We had left in June, when the water was highest, and now entered a part of the river that was cautioned as being too full of “excessive vegetation” later in the year. Before travelling I had read a blog about some “free spirits” who had attempted the trek in August. They were constantly stuck, wading in muck, and getting lost, but I was inspired. Not because of what they did- I figured they were straight-up morons- but if they could manage I probably could as well.
We passed through the grassy vegetation, but had found cell phone reception and checked with the ranger to see how high the water was, it was still good. We passed the “Fox Trap” campground and decided to push on to Iron Bridge, where we stayed the night.
Here the river started changing. A house stood in the distance across the river, and we could hear traffic in the distance. I think there was a dog barking as well. Storms passed by the south of us, and we watched them go by: big rainy clouds on the horizon that made our own bright sun look watery and clear. That evening, I watched the river do something I had noticed back at LaSalle, which was as it cooled off it formed an almost perfect outline of itself as it reflected in mist above the water. Somewhere the grebes made their odd throaty sound that sounds like they were choking.

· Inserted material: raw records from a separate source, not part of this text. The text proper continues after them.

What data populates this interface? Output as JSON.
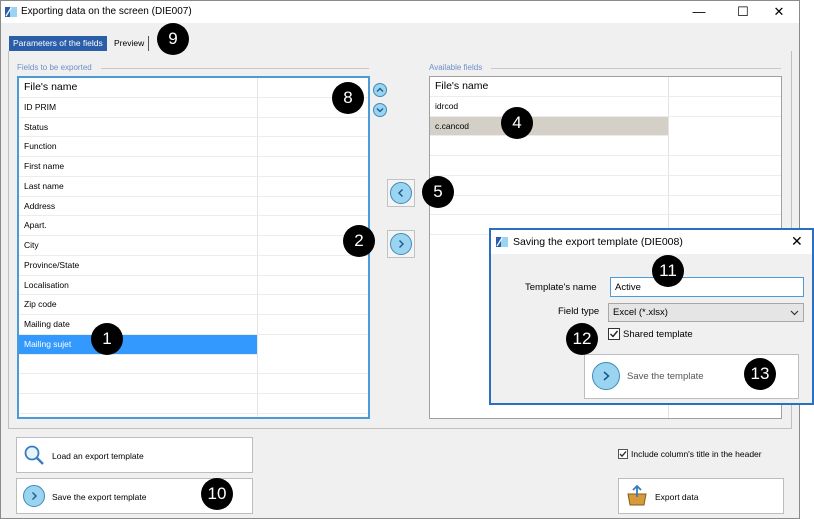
{
  "window": {
    "title": "Exporting data on the screen (DIE007)",
    "minimize": "—",
    "maximize": "☐",
    "close": "✕"
  },
  "tabs": [
    {
      "label": "Parameters of the fields",
      "active": true
    },
    {
      "label": "Preview",
      "active": false
    }
  ],
  "fields_to_export": {
    "group_label": "Fields to be exported",
    "header": "File's name",
    "items": [
      "ID PRIM",
      "Status",
      "Function",
      "First name",
      "Last name",
      "Address",
      "Apart.",
      "City",
      "Province/State",
      "Localisation",
      "Zip code",
      "Mailing date",
      "Mailing sujet"
    ],
    "selected": "Mailing sujet"
  },
  "available_fields": {
    "group_label": "Available fields",
    "header": "File's name",
    "items": [
      "idrcod",
      "c.cancod"
    ],
    "selected": "c.cancod"
  },
  "dialog": {
    "title": "Saving the export template (DIE008)",
    "close": "✕",
    "template_name_label": "Template's name",
    "template_name_value": "Active",
    "field_type_label": "Field type",
    "field_type_value": "Excel (*.xlsx)",
    "shared_template_label": "Shared template",
    "shared_checked": true,
    "save_button_label": "Save the template"
  },
  "bottom": {
    "load_button": "Load an export template",
    "save_button": "Save the export template",
    "include_titles_label": "Include column's title in the header",
    "include_checked": true,
    "export_button": "Export data"
  },
  "callouts": {
    "c1": "1",
    "c2": "2",
    "c4": "4",
    "c5": "5",
    "c8": "8",
    "c9": "9",
    "c10": "10",
    "c11": "11",
    "c12": "12",
    "c13": "13"
  },
  "colors": {
    "accent_tab": "#2a5ea8",
    "selection": "#3399ff",
    "selection_gray": "#d4d0c8",
    "focus_border": "#4a9bd8",
    "round_button_fill": "#9ad4f0"
  }
}
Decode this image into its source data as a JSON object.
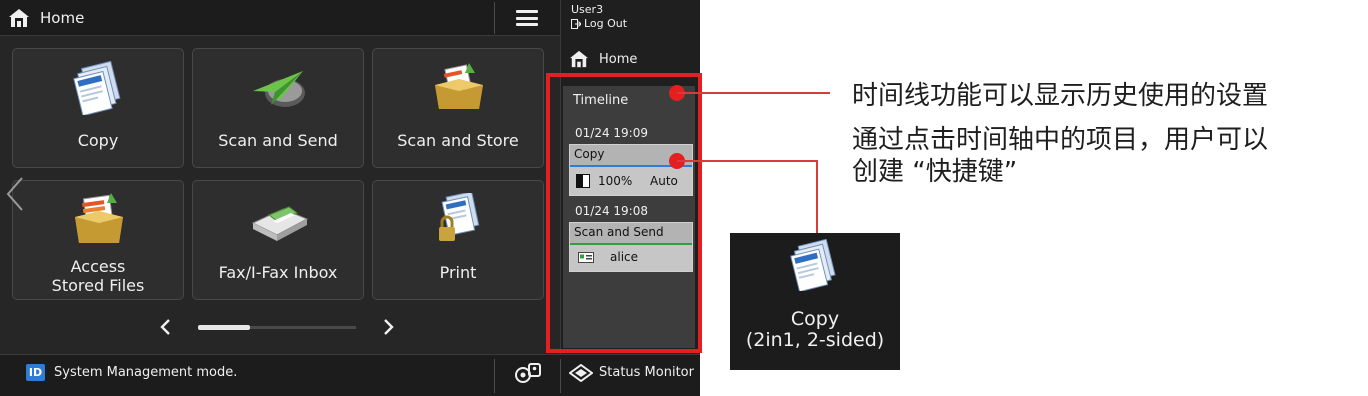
{
  "header": {
    "home_label": "Home"
  },
  "account": {
    "user": "User3",
    "logout_label": "Log Out"
  },
  "side_nav": {
    "home_label": "Home"
  },
  "tiles": [
    {
      "label": "Copy"
    },
    {
      "label": "Scan and Send"
    },
    {
      "label": "Scan and Store"
    },
    {
      "label_line1": "Access",
      "label_line2": "Stored Files"
    },
    {
      "label": "Fax/I-Fax Inbox"
    },
    {
      "label": "Print"
    }
  ],
  "pager": {
    "page_fraction": 0.33
  },
  "timeline": {
    "title": "Timeline",
    "entries": [
      {
        "time": "01/24 19:09",
        "name": "Copy",
        "ratio": "100%",
        "mode": "Auto",
        "accent": "#2f7cd8"
      },
      {
        "time": "01/24 19:08",
        "name": "Scan and Send",
        "user": "alice",
        "accent": "#2e9e3e"
      }
    ]
  },
  "status": {
    "message": "System Management mode.",
    "id_badge": "ID",
    "monitor_label": "Status Monitor"
  },
  "annotations": {
    "line1": "时间线功能可以显示历史使用的设置",
    "line2": "通过点击时间轴中的项目，用户可以",
    "line3": "创建 “快捷键”"
  },
  "shortcut": {
    "line1": "Copy",
    "line2": "(2in1, 2-sided)"
  },
  "colors": {
    "highlight": "#e41f1f",
    "panel_bg": "#262626",
    "id_blue": "#2f7cd8"
  }
}
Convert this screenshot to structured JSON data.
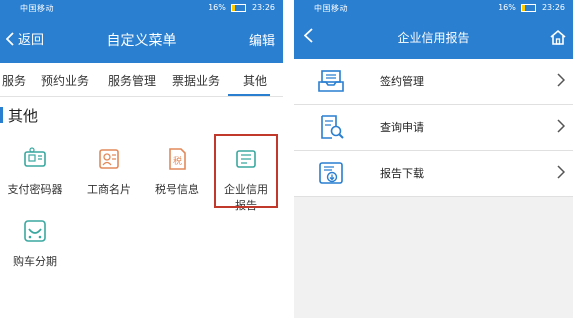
{
  "left_phone": {
    "status": {
      "carrier": "中国移动",
      "battery": "16%",
      "time": "23:26"
    },
    "nav": {
      "back_label": "返回",
      "title": "自定义菜单",
      "edit_label": "编辑"
    },
    "tabs": [
      "服务",
      "预约业务",
      "服务管理",
      "票据业务",
      "其他"
    ],
    "active_tab": "其他",
    "section_title": "其他",
    "items": [
      {
        "label": "支付密码器",
        "icon": "payment-password-device-icon"
      },
      {
        "label": "工商名片",
        "icon": "business-card-icon"
      },
      {
        "label": "税号信息",
        "icon": "tax-id-icon"
      },
      {
        "label": "企业信用\n报告",
        "line1": "企业信用",
        "line2": "报告",
        "icon": "credit-report-icon"
      },
      {
        "label": "购车分期",
        "icon": "car-installment-icon"
      }
    ]
  },
  "right_phone": {
    "status": {
      "carrier": "中国移动",
      "battery": "16%",
      "time": "23:26"
    },
    "nav": {
      "title": "企业信用报告"
    },
    "list": [
      {
        "label": "签约管理",
        "icon": "contract-tray-icon"
      },
      {
        "label": "查询申请",
        "icon": "document-search-icon"
      },
      {
        "label": "报告下载",
        "icon": "download-report-icon"
      }
    ]
  },
  "colors": {
    "brand_blue": "#2a7fd1",
    "highlight_red": "#c0392b",
    "icon_teal": "#3aa8a0",
    "icon_orange": "#e38a5a"
  }
}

For the last stretch of the trip, the river had changed. Iron Bridge was on the edge of the last fen, and from here on out the river looked like a small river, not a muddy creek just pretending. It went through woods, and houses and docks stood along the sides as we went. Sometimes the trees were cut down, but once or twice we had to get out and carry the canoe across by land. There was another campsite, Silver Maple, but we were happy we hadn’t pushed on to that, as the mosquitoes- who thus far had remained somewhat morose- were terrible. Not long after we saw our first motorboat, and soon a few more. The river widened, and, well, finally looked like a river. Soon we were in Lake Iving, just south of Bemidji.
It was good that we were ending. The sky clouded, and storms were coming. In the lake, we saw people having the sort of parties you see in Minnesota, where they all stand in bathing suits about knee deep in water and drink beer, but those started packing up and driving away in their pontoons as the waves got worse. Going west to reach the mouth of Lake Bemidji, the winds rose, although we got some respite in the more protected larger lake.
Finding a fishing access, we pulled off. Mom and the dog came by and we put the canoe away. Ironically, Bemidji would have been one of the worse places to get stuck- we couldn’t have camped, or even got a hotel, as they’re always booked. Tornadoes and winds were sweeping around the area, but besides one stop to fix and tighten the ropes on the canoe, we were fine.
And thus, armed with a copy of Twain’s “Life on the Mississippi” was my first experience on that river.